President Trump is making an aggressive push to bring the almost-four-year-old Ukraine war to a negotiated settlement. And Atlanticist hawks on both sides of the pond are doing all they can to thwart him. First came baseless claims that the peace deal was the product of one faction in the administration (led by Vice President JD Vance) and opposed by another (led by Secretary of State Marco Rubio).
Now comes a leaked recording, reported by Bloomberg, in which peace envoy Steve Witkoff is heard conferring with a Russian counterpart. “I know what it’s going to take to get a peace deal done,” Witkoff told a top Kremlin foreign-policy aide. “Donetsk and maybe a land swap somewhere. But I’m saying instead of talking like that, let’s talk more hopefully because I think we’re going to get to a deal here.”
Cue the overheated rhetoric from Capitol Hill, with congressional Republicans leading much of the charge. The recording is proof that “these ridiculous side shows and secret meetings need to stop,” said Brian Fitzpatrick (R-Pa.). Rep. Ted Lieu (D-Calif.), meanwhile, characterised Witkoff as an “actual traitor” who serves Moscow.
Let’s be adults here. Holding secret negotiations is pretty much part of Witkoff’s job description. Negotiated peace settlements rarely occur without some element of secrecy, from the Paris peace talks that ended the Revolutionary War to the negotiations at Ghent that concluded the War of 1812.

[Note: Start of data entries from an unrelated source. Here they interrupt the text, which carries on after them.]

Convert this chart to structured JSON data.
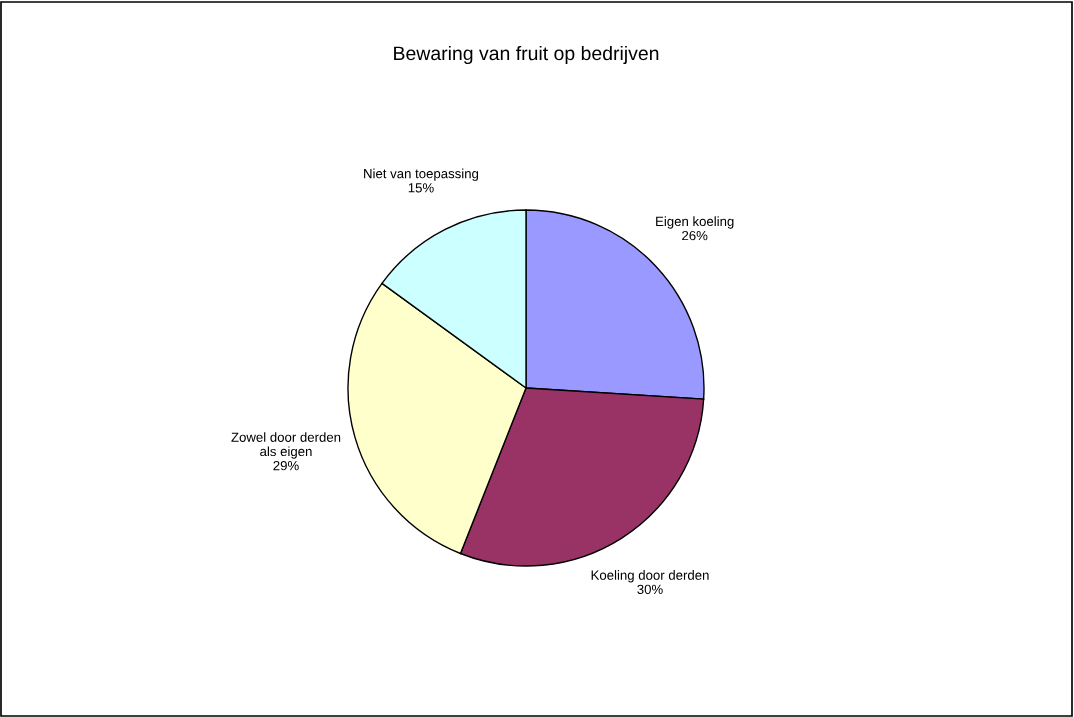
{
  "chart_data": {
    "type": "pie",
    "title": "Bewaring van fruit op bedrijven",
    "categories": [
      "Eigen koeling",
      "Koeling door derden",
      "Zowel door derden\nals eigen",
      "Niet van toepassing"
    ],
    "values": [
      26,
      30,
      29,
      15
    ],
    "value_labels": [
      "26%",
      "30%",
      "29%",
      "15%"
    ],
    "colors": [
      "#9999ff",
      "#993366",
      "#ffffcc",
      "#ccffff"
    ],
    "legend": false
  }
}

Would the Nixon administration have been able to end the Vietnam War if held to the trial-by-social-media standards of today? Richard Nixon authorised secret negotiations with North Vietnamese soon after his first election, carried out by Henry Kissinger. Meanwhile, it’s only a slight exaggeration to say that under Ronald Reagan, secret negotiations were practically the only kind that mattered to Washington.

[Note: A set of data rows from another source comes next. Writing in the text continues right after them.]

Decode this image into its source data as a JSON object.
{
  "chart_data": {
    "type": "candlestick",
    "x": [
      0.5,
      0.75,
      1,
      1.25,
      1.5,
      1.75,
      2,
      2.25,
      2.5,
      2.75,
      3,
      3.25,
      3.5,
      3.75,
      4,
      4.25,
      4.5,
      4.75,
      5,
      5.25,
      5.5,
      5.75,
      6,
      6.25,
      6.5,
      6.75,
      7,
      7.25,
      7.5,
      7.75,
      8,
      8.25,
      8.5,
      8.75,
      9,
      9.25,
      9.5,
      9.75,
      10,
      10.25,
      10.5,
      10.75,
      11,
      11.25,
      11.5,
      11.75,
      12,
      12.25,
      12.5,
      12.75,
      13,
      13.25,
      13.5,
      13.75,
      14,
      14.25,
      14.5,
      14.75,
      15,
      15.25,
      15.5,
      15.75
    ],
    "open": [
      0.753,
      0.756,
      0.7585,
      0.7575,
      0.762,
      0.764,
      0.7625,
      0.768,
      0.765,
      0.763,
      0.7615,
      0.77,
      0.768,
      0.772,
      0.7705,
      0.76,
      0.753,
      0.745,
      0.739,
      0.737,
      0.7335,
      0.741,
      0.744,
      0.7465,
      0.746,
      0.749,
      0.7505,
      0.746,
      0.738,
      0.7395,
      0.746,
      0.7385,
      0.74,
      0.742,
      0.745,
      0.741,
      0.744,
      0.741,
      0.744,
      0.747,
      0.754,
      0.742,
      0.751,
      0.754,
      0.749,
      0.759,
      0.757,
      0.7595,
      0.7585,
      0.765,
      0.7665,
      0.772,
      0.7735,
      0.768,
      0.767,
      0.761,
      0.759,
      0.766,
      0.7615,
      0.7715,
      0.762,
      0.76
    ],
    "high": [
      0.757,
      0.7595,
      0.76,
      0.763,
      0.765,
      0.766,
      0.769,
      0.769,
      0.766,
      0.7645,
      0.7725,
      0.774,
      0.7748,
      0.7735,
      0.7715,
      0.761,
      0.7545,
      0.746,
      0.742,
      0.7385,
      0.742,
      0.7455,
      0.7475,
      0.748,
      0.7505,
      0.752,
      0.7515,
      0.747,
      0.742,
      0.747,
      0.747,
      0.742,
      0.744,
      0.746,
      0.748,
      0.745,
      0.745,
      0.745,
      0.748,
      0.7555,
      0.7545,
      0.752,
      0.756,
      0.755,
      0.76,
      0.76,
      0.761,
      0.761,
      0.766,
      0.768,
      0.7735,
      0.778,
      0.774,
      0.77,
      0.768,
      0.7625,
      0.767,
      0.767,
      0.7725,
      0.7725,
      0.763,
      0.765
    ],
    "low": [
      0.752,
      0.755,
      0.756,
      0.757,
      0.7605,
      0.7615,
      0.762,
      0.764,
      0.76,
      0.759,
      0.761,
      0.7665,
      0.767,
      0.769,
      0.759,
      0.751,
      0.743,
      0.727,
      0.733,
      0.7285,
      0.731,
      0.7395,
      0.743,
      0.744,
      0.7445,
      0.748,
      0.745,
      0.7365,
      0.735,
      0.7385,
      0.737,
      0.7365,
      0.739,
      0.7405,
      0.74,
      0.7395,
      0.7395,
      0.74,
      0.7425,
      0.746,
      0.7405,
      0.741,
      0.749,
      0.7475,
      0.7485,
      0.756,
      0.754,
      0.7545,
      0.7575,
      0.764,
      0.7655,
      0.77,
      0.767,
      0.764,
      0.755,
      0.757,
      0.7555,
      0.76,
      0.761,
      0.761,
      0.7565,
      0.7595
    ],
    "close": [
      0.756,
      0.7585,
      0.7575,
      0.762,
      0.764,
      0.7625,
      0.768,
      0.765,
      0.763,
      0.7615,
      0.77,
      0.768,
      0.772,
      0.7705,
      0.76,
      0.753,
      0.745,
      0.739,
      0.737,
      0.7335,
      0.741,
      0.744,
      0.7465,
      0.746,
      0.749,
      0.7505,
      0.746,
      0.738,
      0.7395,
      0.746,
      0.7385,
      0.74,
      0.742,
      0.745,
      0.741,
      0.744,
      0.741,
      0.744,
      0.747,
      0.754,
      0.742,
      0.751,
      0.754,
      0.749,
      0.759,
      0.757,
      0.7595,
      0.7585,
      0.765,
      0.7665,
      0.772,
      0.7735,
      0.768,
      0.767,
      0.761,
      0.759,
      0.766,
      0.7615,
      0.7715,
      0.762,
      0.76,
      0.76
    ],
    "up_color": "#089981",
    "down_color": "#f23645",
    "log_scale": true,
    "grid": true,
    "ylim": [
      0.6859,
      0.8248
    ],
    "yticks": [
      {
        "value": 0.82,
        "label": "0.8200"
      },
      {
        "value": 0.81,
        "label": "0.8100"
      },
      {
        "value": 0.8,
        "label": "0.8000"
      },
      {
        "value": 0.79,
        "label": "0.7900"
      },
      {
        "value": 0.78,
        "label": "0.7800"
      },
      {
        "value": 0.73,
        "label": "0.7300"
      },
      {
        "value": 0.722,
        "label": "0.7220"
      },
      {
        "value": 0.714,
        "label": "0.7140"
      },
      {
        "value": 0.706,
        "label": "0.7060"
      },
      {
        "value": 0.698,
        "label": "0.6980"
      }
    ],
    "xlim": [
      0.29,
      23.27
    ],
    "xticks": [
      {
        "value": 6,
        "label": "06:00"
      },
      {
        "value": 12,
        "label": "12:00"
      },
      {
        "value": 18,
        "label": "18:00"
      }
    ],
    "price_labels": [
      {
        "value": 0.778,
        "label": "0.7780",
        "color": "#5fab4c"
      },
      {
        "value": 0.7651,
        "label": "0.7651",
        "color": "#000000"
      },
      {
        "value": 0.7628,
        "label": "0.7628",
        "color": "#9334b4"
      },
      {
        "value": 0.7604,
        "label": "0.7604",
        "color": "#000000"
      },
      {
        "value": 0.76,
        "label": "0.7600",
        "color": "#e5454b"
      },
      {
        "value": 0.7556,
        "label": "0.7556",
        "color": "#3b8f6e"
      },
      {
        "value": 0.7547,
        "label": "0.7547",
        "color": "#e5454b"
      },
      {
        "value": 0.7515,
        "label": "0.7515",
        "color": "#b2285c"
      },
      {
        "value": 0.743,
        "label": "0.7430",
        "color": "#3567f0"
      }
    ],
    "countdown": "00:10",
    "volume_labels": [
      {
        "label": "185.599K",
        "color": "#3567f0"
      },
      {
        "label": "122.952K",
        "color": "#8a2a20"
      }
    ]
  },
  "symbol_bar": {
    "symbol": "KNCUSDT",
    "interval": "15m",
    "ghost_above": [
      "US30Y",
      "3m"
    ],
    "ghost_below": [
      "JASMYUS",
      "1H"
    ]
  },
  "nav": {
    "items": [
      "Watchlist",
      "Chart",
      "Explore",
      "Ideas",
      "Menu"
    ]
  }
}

Witkoff’s alleged advice to a foreign country is also not without precedent. American negotiators in 1812, for instance, advised their British counterparts on the US’s domestic red lines. Fast-forward two centuries, and in 2012 Barack Obama told then-Russian President Dmitri Medvedev that he would have “more flexibility” to make deals once re-elected.

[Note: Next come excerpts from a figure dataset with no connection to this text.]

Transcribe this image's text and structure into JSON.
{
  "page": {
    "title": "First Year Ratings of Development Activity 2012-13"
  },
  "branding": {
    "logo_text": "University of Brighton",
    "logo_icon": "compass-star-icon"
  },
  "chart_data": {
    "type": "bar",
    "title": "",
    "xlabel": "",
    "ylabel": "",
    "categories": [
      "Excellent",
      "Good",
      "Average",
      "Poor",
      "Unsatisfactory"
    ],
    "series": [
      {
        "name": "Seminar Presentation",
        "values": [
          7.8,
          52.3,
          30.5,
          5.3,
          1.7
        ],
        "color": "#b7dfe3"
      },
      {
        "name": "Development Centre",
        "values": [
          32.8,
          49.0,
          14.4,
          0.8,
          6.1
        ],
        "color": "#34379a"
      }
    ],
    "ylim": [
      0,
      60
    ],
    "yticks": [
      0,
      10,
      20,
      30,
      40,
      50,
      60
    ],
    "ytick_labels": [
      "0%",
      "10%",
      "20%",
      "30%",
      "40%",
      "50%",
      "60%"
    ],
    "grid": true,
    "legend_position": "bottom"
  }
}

The truth is that Ukraine cannot win this war. It lacks the demographic and industrial capacity to overcome a country with a much larger population and industrial base. The onus is on the Euro-hawks and DC Atlanticists to explain why one more round of sanctions, or the transfer of this or that fancy weapons system, will change this fundamental dynamic. They can’t. These interventions will only prolong suffering, deepen economic strain across Europe, and make a negotiated settlement ever more elusive.